A pesar de las expectativas de cierre de la inflación para 2025 por debajo del 4 por ciento, la ciudadanía veracruzana percibe un alza continua en los precios, situación marcada recientemente por el fuerte impacto de los costos de la energía eléctrica, explicó el presidente del Instituto Mexicano Ejecutivo en Finanzas (IMEF) en el estado de Veracruz, Ramón Ortega Díaz.
Indicó que si bien el acumulado de inflación se sitúa en 2.72 por ciento y se espera que el cierre anual ronde el 3.5 por ciento, la realidad es que lo que afecta a los hogares es el incremento derivado del término del subsidio a la luz, así como el precio del gas y otros factores. Aunque las proyecciones indican una desaceleración de la inflación, dijo que “el precio de la vida sigue subiendo”. Ortega Díaz señaló que no se observa un alivio real, a pesar de que las expectativas inflacionarias para el próximo año 2026 también se mantengan debajo del 4 por ciento.
Explicó que la preocupación se centra en el próximo enero, mes en el que se espera un "pico inflacionario", impulsado por la actualización de las cuotas del IEPS en la gasolina y un probable ajuste al alza en el precio del gas. Además, ya se han notado ajustes en los menús de restaurantes y loncherías debido a que no podían seguir absorbiendo el costo incrementado del servicio.
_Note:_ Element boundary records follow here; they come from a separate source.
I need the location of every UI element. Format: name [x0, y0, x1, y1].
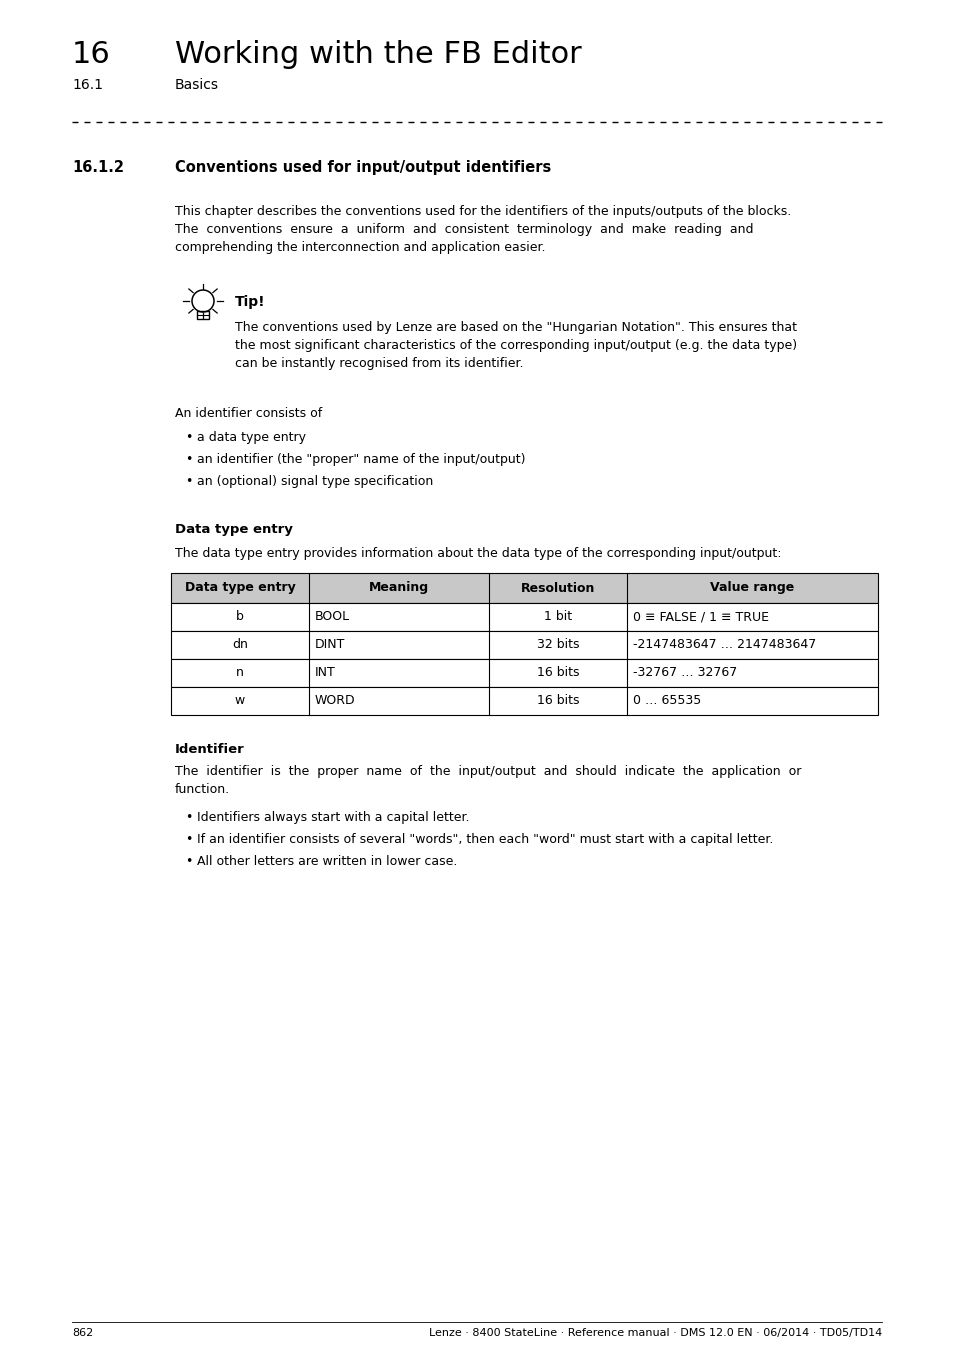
Text: DINT: DINT [314, 639, 345, 652]
Text: comprehending the interconnection and application easier.: comprehending the interconnection and ap… [174, 242, 545, 254]
Text: The  identifier  is  the  proper  name  of  the  input/output  and  should  indi: The identifier is the proper name of the… [174, 765, 801, 778]
Text: Data type entry: Data type entry [174, 522, 293, 536]
Text: 1 bit: 1 bit [543, 610, 572, 624]
Text: •: • [185, 833, 193, 846]
Text: 0 ≡ FALSE / 1 ≡ TRUE: 0 ≡ FALSE / 1 ≡ TRUE [633, 610, 768, 624]
Text: The data type entry provides information about the data type of the correspondin: The data type entry provides information… [174, 547, 781, 560]
Text: 16 bits: 16 bits [537, 667, 578, 679]
Text: can be instantly recognised from its identifier.: can be instantly recognised from its ide… [234, 356, 523, 370]
Text: An identifier consists of: An identifier consists of [174, 406, 322, 420]
FancyBboxPatch shape [171, 630, 877, 659]
Text: -2147483647 … 2147483647: -2147483647 … 2147483647 [633, 639, 816, 652]
Text: 16.1.2: 16.1.2 [71, 161, 124, 176]
Text: Identifiers always start with a capital letter.: Identifiers always start with a capital … [196, 811, 469, 824]
Text: Meaning: Meaning [369, 582, 429, 594]
Text: •: • [185, 855, 193, 868]
Text: •: • [185, 454, 193, 466]
Text: a data type entry: a data type entry [196, 431, 306, 444]
Text: function.: function. [174, 783, 230, 796]
Text: Data type entry: Data type entry [184, 582, 295, 594]
Text: 16: 16 [71, 40, 111, 69]
Text: INT: INT [314, 667, 335, 679]
FancyBboxPatch shape [171, 603, 877, 630]
Text: •: • [185, 475, 193, 487]
Text: 0 … 65535: 0 … 65535 [633, 694, 700, 707]
Text: 32 bits: 32 bits [537, 639, 578, 652]
Text: The  conventions  ensure  a  uniform  and  consistent  terminology  and  make  r: The conventions ensure a uniform and con… [174, 223, 753, 236]
Text: Working with the FB Editor: Working with the FB Editor [174, 40, 581, 69]
Text: w: w [234, 694, 245, 707]
Text: •: • [185, 431, 193, 444]
Text: the most significant characteristics of the corresponding input/output (e.g. the: the most significant characteristics of … [234, 339, 797, 352]
Text: 16 bits: 16 bits [537, 694, 578, 707]
Text: -32767 … 32767: -32767 … 32767 [633, 667, 737, 679]
Text: n: n [235, 667, 244, 679]
Text: BOOL: BOOL [314, 610, 350, 624]
Text: 16.1: 16.1 [71, 78, 103, 92]
Text: an (optional) signal type specification: an (optional) signal type specification [196, 475, 433, 487]
Text: Value range: Value range [710, 582, 794, 594]
Text: 862: 862 [71, 1328, 93, 1338]
Text: an identifier (the "proper" name of the input/output): an identifier (the "proper" name of the … [196, 454, 525, 466]
Text: This chapter describes the conventions used for the identifiers of the inputs/ou: This chapter describes the conventions u… [174, 205, 790, 217]
Text: •: • [185, 811, 193, 824]
Text: dn: dn [232, 639, 248, 652]
Text: Identifier: Identifier [174, 743, 245, 756]
Text: Basics: Basics [174, 78, 219, 92]
Text: Conventions used for input/output identifiers: Conventions used for input/output identi… [174, 161, 551, 176]
Text: The conventions used by Lenze are based on the "Hungarian Notation". This ensure: The conventions used by Lenze are based … [234, 321, 796, 333]
Bar [196, 310, 209, 319]
Text: Resolution: Resolution [520, 582, 595, 594]
Text: b: b [235, 610, 244, 624]
Text: Lenze · 8400 StateLine · Reference manual · DMS 12.0 EN · 06/2014 · TD05/TD14: Lenze · 8400 StateLine · Reference manua… [428, 1328, 882, 1338]
FancyBboxPatch shape [171, 659, 877, 687]
Text: Tip!: Tip! [234, 296, 265, 309]
FancyBboxPatch shape [171, 572, 877, 603]
FancyBboxPatch shape [171, 687, 877, 716]
Text: WORD: WORD [314, 694, 355, 707]
Text: All other letters are written in lower case.: All other letters are written in lower c… [196, 855, 456, 868]
Text: If an identifier consists of several "words", then each "word" must start with a: If an identifier consists of several "wo… [196, 833, 773, 846]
Agregó que ahora el incremento proyectado al Salario Mínimo, que se espera sea de al menos un 12 por ciento, genera inquietud en el sector empresarial, ya que son quienes se verán más afectados. “Aunque la medida busca beneficiar a los asalariados, representa un costo adicional que el empresariado debe absorber, no solo impacta directamente en los sueldos, sino que impulsa al alza los pagos de INFONAVIT, seguro social y otras obligaciones”, detalló.
Por último, el Presidente de la IMEF en Veracruz mencionó que ante esta situación, existe la preocupación de que este fenómeno genere mayor informalidad y desempleo en la entidad.